When the time came for me to admit that I was unhappy in my relationship, I confided in Eric. He actually encouraged me not to leave (which he now jokes was reverse psychology) - because he believed families should stay together. But my happiness was important not only for myself but for the mother I would be to my daughter. I left.

Soon after, Eric started asking to hang out. I was an ass about it. Or a good mother. I told him I was not ready for a relationship, that I would not ditch my daughter to hang out, that meeting up would mean going for a run, or joining us at the playground.

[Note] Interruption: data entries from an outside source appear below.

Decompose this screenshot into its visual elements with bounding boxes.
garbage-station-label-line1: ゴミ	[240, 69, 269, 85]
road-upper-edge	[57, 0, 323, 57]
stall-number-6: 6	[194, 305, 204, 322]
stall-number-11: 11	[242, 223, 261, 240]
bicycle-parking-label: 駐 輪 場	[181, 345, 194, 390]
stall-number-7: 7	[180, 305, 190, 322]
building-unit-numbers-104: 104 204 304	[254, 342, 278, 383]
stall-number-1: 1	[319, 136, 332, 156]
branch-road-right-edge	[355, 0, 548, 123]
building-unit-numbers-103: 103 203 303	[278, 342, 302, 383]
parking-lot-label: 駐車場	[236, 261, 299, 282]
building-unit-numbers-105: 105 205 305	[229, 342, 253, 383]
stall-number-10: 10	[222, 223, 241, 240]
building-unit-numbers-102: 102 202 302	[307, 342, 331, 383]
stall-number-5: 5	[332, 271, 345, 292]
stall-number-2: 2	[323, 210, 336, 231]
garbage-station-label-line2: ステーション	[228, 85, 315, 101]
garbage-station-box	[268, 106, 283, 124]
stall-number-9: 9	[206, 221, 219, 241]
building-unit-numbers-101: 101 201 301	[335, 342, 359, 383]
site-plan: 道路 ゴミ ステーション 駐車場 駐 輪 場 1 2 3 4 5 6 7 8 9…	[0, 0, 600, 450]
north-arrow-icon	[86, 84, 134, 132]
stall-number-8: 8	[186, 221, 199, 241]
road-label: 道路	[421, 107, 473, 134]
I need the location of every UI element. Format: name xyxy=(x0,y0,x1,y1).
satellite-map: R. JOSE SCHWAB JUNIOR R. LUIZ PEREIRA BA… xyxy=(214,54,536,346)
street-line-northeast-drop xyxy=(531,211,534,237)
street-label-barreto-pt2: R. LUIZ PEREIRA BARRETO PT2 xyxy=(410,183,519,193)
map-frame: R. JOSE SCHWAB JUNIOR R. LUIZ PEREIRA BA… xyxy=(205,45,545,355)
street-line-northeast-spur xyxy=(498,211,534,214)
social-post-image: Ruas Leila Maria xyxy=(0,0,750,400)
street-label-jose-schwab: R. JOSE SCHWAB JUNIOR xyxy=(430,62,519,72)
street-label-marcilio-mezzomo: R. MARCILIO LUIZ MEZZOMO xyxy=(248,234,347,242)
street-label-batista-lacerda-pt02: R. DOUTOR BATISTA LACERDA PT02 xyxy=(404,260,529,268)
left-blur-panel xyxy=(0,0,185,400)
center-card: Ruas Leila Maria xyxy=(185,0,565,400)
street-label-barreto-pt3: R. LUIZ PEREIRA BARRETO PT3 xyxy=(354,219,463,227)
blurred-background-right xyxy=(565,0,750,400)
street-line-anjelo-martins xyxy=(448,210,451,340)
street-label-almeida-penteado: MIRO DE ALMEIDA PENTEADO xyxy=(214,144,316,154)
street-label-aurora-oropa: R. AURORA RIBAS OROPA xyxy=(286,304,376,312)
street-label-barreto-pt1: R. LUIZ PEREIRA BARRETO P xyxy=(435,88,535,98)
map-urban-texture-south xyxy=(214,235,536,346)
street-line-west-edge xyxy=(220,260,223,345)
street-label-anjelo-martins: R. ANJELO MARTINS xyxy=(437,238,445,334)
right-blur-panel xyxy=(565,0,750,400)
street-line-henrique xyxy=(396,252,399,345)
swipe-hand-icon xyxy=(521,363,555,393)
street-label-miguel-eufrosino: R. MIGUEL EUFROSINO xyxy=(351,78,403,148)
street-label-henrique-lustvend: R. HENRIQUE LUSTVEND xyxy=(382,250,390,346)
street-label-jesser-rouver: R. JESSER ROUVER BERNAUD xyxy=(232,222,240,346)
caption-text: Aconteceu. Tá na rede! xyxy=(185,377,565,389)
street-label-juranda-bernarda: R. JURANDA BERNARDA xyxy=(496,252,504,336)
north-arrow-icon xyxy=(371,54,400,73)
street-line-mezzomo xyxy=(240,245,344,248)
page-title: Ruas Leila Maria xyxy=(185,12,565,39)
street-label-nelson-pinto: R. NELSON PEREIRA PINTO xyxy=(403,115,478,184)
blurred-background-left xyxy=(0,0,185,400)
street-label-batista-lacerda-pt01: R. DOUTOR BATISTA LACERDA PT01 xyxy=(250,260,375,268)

Cue our first "hang out" where he drove the hour and a half to my mom's house, after my daughter was asleep, where we drank Mike Hard Lemonades and ate all the food my Italian mother had spread out for us. No running. No playground. One super awkward teeth-clanking kiss goodbye. 

Playground hangouts ensued, where I told him the next person I officially dated would be the one I'd marry. I was ashamed of myself for having a child with someone I didn't want to spend my life with, and wanted any "dating" I did to really teach me about what I wanted and what I could give. My famous line to Eric was "I am going to go one 100 dates before I commit to someone" - I agreed to be his girlfriend two weeks later. 

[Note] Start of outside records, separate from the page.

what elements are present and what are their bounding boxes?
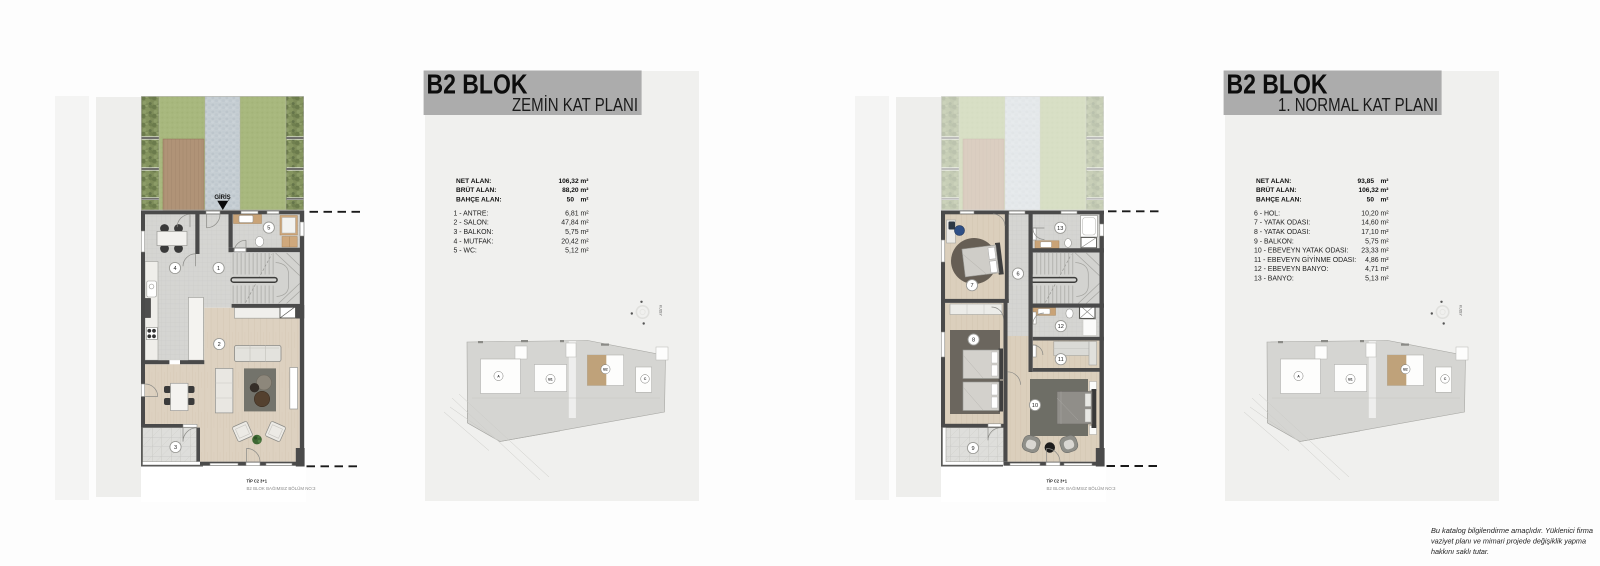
svg-text:NET ALAN:: NET ALAN:: [1256, 178, 1291, 185]
svg-text:7: 7: [970, 283, 973, 289]
svg-text:BRÜT ALAN:: BRÜT ALAN:: [1256, 185, 1296, 194]
svg-text:23,33 m²: 23,33 m²: [1361, 248, 1389, 255]
svg-text:5,75 m²: 5,75 m²: [1365, 238, 1389, 245]
svg-text:10 - EBEVEYN YATAK ODASI:: 10 - EBEVEYN YATAK ODASI:: [1254, 248, 1349, 255]
svg-text:m²: m²: [580, 196, 589, 203]
svg-text:vaziyet planı ve mimari projed: vaziyet planı ve mimari projede değişikl…: [1431, 537, 1586, 546]
svg-text:TİP C2 3+1: TİP C2 3+1: [1047, 478, 1068, 484]
svg-text:13: 13: [1057, 226, 1063, 232]
svg-text:12 - EBEVEYN BANYO:: 12 - EBEVEYN BANYO:: [1254, 266, 1328, 273]
svg-text:8: 8: [972, 338, 975, 344]
svg-text:Bu katalog bilgilendirme amaçl: Bu katalog bilgilendirme amaçlıdır. Yükl…: [1431, 526, 1593, 535]
svg-text:1. NORMAL KAT PLANI: 1. NORMAL KAT PLANI: [1278, 94, 1438, 115]
svg-text:BAHÇE ALAN:: BAHÇE ALAN:: [456, 196, 502, 203]
svg-text:17,10 m²: 17,10 m²: [1361, 229, 1389, 236]
svg-text:12: 12: [1058, 324, 1064, 330]
svg-text:8 - YATAK ODASI:: 8 - YATAK ODASI:: [1254, 229, 1310, 236]
svg-text:47,84 m²: 47,84 m²: [561, 220, 589, 227]
svg-text:GİRİŞ: GİRİŞ: [214, 194, 230, 201]
svg-text:5,13 m²: 5,13 m²: [1365, 276, 1389, 283]
svg-text:BAHÇE ALAN:: BAHÇE ALAN:: [1256, 196, 1302, 203]
svg-text:5: 5: [267, 226, 270, 232]
svg-text:TİP C2 3+1: TİP C2 3+1: [247, 478, 268, 484]
svg-text:106,32 m²: 106,32 m²: [1358, 187, 1389, 194]
svg-text:5,75 m²: 5,75 m²: [565, 229, 589, 236]
svg-text:13 - BANYO:: 13 - BANYO:: [1254, 276, 1294, 283]
svg-text:m²: m²: [1380, 178, 1389, 185]
svg-text:2: 2: [218, 342, 221, 348]
svg-text:11 - EBEVEYN GİYİNME ODASI:: 11 - EBEVEYN GİYİNME ODASI:: [1254, 255, 1356, 264]
svg-text:3: 3: [174, 445, 177, 451]
svg-text:2 - SALON:: 2 - SALON:: [454, 220, 489, 227]
svg-text:20,42 m²: 20,42 m²: [561, 238, 589, 245]
svg-text:5 - WC:: 5 - WC:: [454, 248, 477, 255]
svg-text:11: 11: [1058, 357, 1064, 363]
svg-text:6 - HOL:: 6 - HOL:: [1254, 210, 1280, 217]
svg-text:14,60 m²: 14,60 m²: [1361, 220, 1389, 227]
svg-text:3 - BALKON:: 3 - BALKON:: [454, 229, 494, 236]
svg-text:9: 9: [971, 446, 974, 452]
svg-text:hakkını saklı tutar.: hakkını saklı tutar.: [1431, 547, 1489, 556]
svg-text:7 - YATAK ODASI:: 7 - YATAK ODASI:: [1254, 220, 1310, 227]
svg-text:50: 50: [567, 196, 575, 203]
svg-text:10: 10: [1032, 403, 1038, 409]
svg-text:1: 1: [217, 266, 220, 272]
svg-text:4 - MUTFAK:: 4 - MUTFAK:: [454, 238, 494, 245]
svg-text:NET ALAN:: NET ALAN:: [456, 178, 491, 185]
svg-text:106,32 m²: 106,32 m²: [558, 178, 589, 185]
svg-text:10,20 m²: 10,20 m²: [1361, 210, 1389, 217]
svg-text:m²: m²: [1380, 196, 1389, 203]
svg-text:ZEMİN KAT PLANI: ZEMİN KAT PLANI: [512, 94, 638, 115]
svg-text:9 - BALKON:: 9 - BALKON:: [1254, 238, 1294, 245]
svg-text:4,86 m²: 4,86 m²: [1365, 257, 1389, 264]
svg-text:4: 4: [173, 266, 176, 272]
svg-text:5,12 m²: 5,12 m²: [565, 248, 589, 255]
svg-text:88,20 m²: 88,20 m²: [562, 187, 589, 194]
svg-text:93,85: 93,85: [1357, 178, 1374, 185]
svg-text:B2 BLOK BAĞIMSIZ BÖLÜM NO:3: B2 BLOK BAĞIMSIZ BÖLÜM NO:3: [1047, 486, 1117, 491]
svg-text:1 - ANTRE:: 1 - ANTRE:: [454, 210, 489, 217]
svg-text:6,81 m²: 6,81 m²: [565, 210, 589, 217]
svg-text:6: 6: [1016, 272, 1019, 278]
svg-text:B2 BLOK BAĞIMSIZ BÖLÜM NO:3: B2 BLOK BAĞIMSIZ BÖLÜM NO:3: [247, 486, 317, 491]
svg-text:4,71 m²: 4,71 m²: [1365, 266, 1389, 273]
svg-text:BRÜT ALAN:: BRÜT ALAN:: [456, 185, 496, 194]
svg-text:50: 50: [1367, 196, 1375, 203]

No one thought it would last. That there was no way a 23 year old Eric would be tied down to someone with a baby. That this was just another rebound for Lauren. Dates continued to be trips to the zoo (Eric's first birthday gift to my daughter), stroller walks, at-home dinners. 

Then Lauren gets pregnant again. Even through two forms of protection, it happened. This turned a new, fun relationship into an "oh shit, do we really want a life together?" (I'm painting such a lovely picture of myself in this story, aren't I?) A few days after working up the courage to tell our parents, I started bleeding. The pregnancy was ectopic and I had to have emergency surgery to remove it. I'll never forget calling Eric into his Mom's back bathroom where I discovered the bleed; he went to sit in his Step-Dad's office, in the dark. When I went to check on him he had one thing to say: I want to marry you. 

This was just four months into our relationship, but being forced to make the decision of whether we were together for a pregnancy or together for love made us realize the ladder. Eric went to my Dad's house to ask his permission and receive the ring my Grandmother had left me, and less than a year later we were Mr. and Mrs. Dorschied. 

I have to admit, to everyone that told us we didn't know what we were getting into, that marriage is a life long commitment that can't be based simply on love, that it takes endless hard work - you were right. We had to learn through some hard years exactly what that effort meant, and we are so lucky we did. 

Looking back on all of this is absolutely wild. Club Kid Eric, who I met at age 18 with a boyfriend, who I gave my number to on a whim, is now the father of both my beautiful daughters, and providing our dream life in North Carolina. We always say that if there was ever a meant-to-be, we are it. If we don't work out, it doesn't exist. If one of us didn't go out dancing that night, if I didn't give him my number, if I never reached out a year later, if he didn't go through those phone records...

12 years together today, and I wouldn't change one thing.